The stations, which include an arts and crafts activity designed to promote environmentalism and help identify animal tracks at the same time, as well as a hands-on activity designed to teach the capabilities of earthworms, are accompanied by nine “animal ambassadors.” The mix of mammals, reptiles, amphibians and birds help transition families from the Nature Nook to Zoet's “favorite classroom, the great outdoors.”

Learning doesn't stop outside

“In choosing the animals, we tried to focus on examples of local wildlife … our docent program just began six months ago, but we’ve hit the ground running, and we can explain a lot about what you see,” Zoet said of the animals who live at the Nook, including five species of turtles, an Eastern tiger salamander, a rabbit and an Eastern screech owl.

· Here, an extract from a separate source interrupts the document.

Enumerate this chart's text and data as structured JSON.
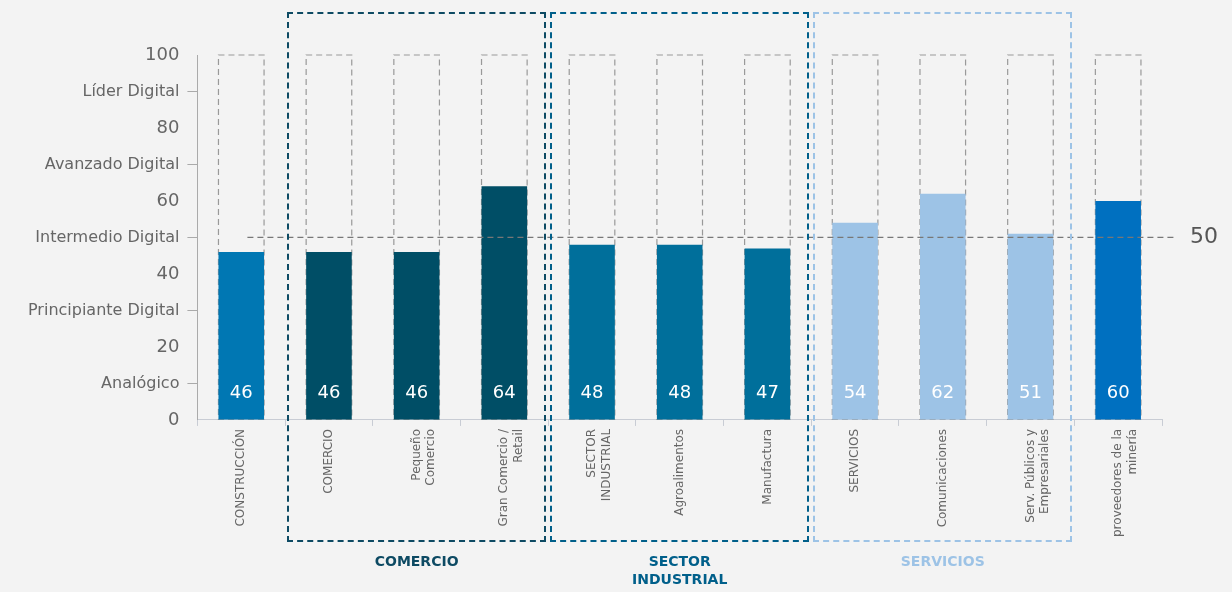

“I think the Nature Nook should be a place where people get their bearings about local resources and then get out into the resources," she said. "In the future, when we have open hours and families drop in, we hope to have two volunteers on staff — one to stay back and monitor the room and one to lead a short, guided nature walk,” she said.

Zoet will lead one such walk April 15 through the West Bloomfield Nature Preserve to listen to frogs calling. She said the Rouge River Watershed at the is home to eight of the 12 species of frogs native to Michigan, including:

  • Wood frogs
  • Western chorus frogs
  • Northern spring peepers
  • Green frogs
  • Bullfrogs
  • American toads
  • Northern leopard frogs
  • Gray tree frogs

Zoet said the Nature Nook, which has been active in West Bloomfield since 2006, welcomes many regulars from local senior centers and schools as well as first-time visitors from throughout Oakland County. Groups tend to stay for an average of 45 minutes to 90 minutes, Zoet said, which tells her that families are not bored at the Nature Nook.

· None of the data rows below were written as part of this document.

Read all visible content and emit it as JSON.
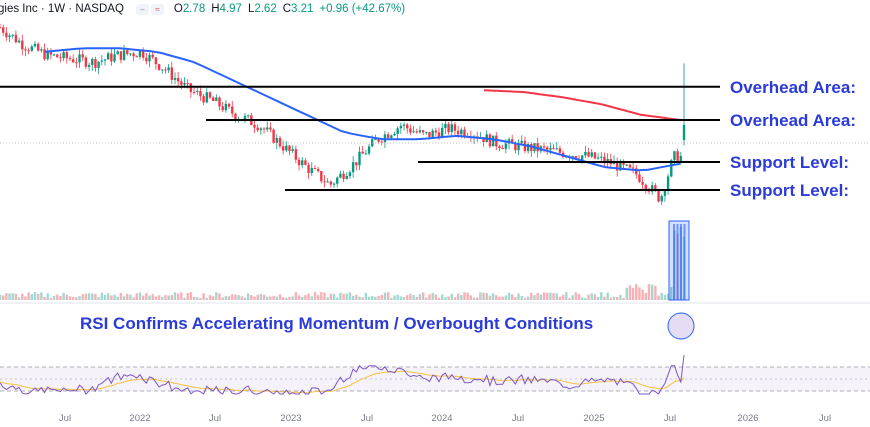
{
  "header": {
    "symbol_text": "gies Inc · 1W · NASDAQ",
    "open_label": "O",
    "open": "2.78",
    "high_label": "H",
    "high": "4.97",
    "low_label": "L",
    "low": "2.62",
    "close_label": "C",
    "close": "3.21",
    "change": "+0.96 (+42.67%)"
  },
  "annotations": [
    {
      "text": "Overhead Area:",
      "price": 4.3,
      "color": "#2b3bd9"
    },
    {
      "text": "Overhead Area:",
      "price": 3.35,
      "color": "#2b3bd9"
    },
    {
      "text": "Support Level:",
      "price": 2.15,
      "color": "#2b3bd9"
    },
    {
      "text": "Support Level:",
      "price": 1.35,
      "color": "#2b3bd9"
    }
  ],
  "rsi_caption": "RSI Confirms Accelerating Momentum / Overbought Conditions",
  "colors": {
    "up": "#089981",
    "down": "#f23645",
    "ma50": "#2962ff",
    "ma200": "#f23645",
    "rsi": "#7e57c2",
    "rsi_ma": "#f5c242",
    "annotation": "#2b3bd9",
    "level_line": "#000000"
  },
  "chart_data": {
    "type": "candlestick",
    "title": "",
    "x_ticks": [
      "Jul",
      "2022",
      "Jul",
      "2023",
      "Jul",
      "2024",
      "Jul",
      "2025",
      "Jul",
      "2026",
      "Jul"
    ],
    "price_series": {
      "name": "",
      "x_start": "2021-03",
      "x_end": "2025-07",
      "approx_close": [
        6.0,
        5.5,
        5.2,
        5.1,
        5.0,
        5.2,
        5.3,
        4.8,
        4.2,
        3.9,
        3.5,
        3.2,
        2.6,
        2.0,
        1.5,
        2.1,
        2.8,
        3.2,
        2.9,
        3.1,
        3.0,
        2.7,
        2.6,
        2.5,
        2.4,
        2.3,
        2.1,
        1.8,
        1.1,
        3.21
      ],
      "last_week": {
        "open": 2.78,
        "high": 4.97,
        "low": 2.62,
        "close": 3.21
      }
    },
    "moving_averages": [
      {
        "name": "",
        "color": "#2962ff",
        "approx_values": [
          5.3,
          5.4,
          5.4,
          5.3,
          5.0,
          4.5,
          4.0,
          3.5,
          3.0,
          2.8,
          2.8,
          2.9,
          2.8,
          2.6,
          2.3,
          2.0,
          1.9,
          2.1
        ]
      },
      {
        "name": "",
        "color": "#f23645",
        "approx_values": [
          4.2,
          4.15,
          4.0,
          3.8,
          3.5,
          3.35
        ]
      }
    ],
    "volume_note": "volume spike highlighted on final weeks",
    "rsi": {
      "overbought": 70,
      "oversold": 30,
      "final_value": 90
    },
    "grid": false
  }
}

“If you’re a family with a 2-year-old, a 5-year-old and a 7-year-old, there’s something for everyone inside of here. However, if you’d like to go outside, there’s 70 acres of trail to walk,” Zoet said.

“It’s rather muddy right now, but that makes it interesting for seeing animal tracks in the mud. We hope to see frogs come out next week, but given the weather, there’s no guarantees. Nature just works on its own," she added.

The Nature Nook is free and open from 1-4 p.m. Saturday-Sunday. The frog hike at the Nature Preserve will begin at 7:30 April 15. Registration costs $5 for residents and $6 for nonresidents up to the week preceding the event. The week of the event, registration costs $10 for residents and $11 for nonresidents.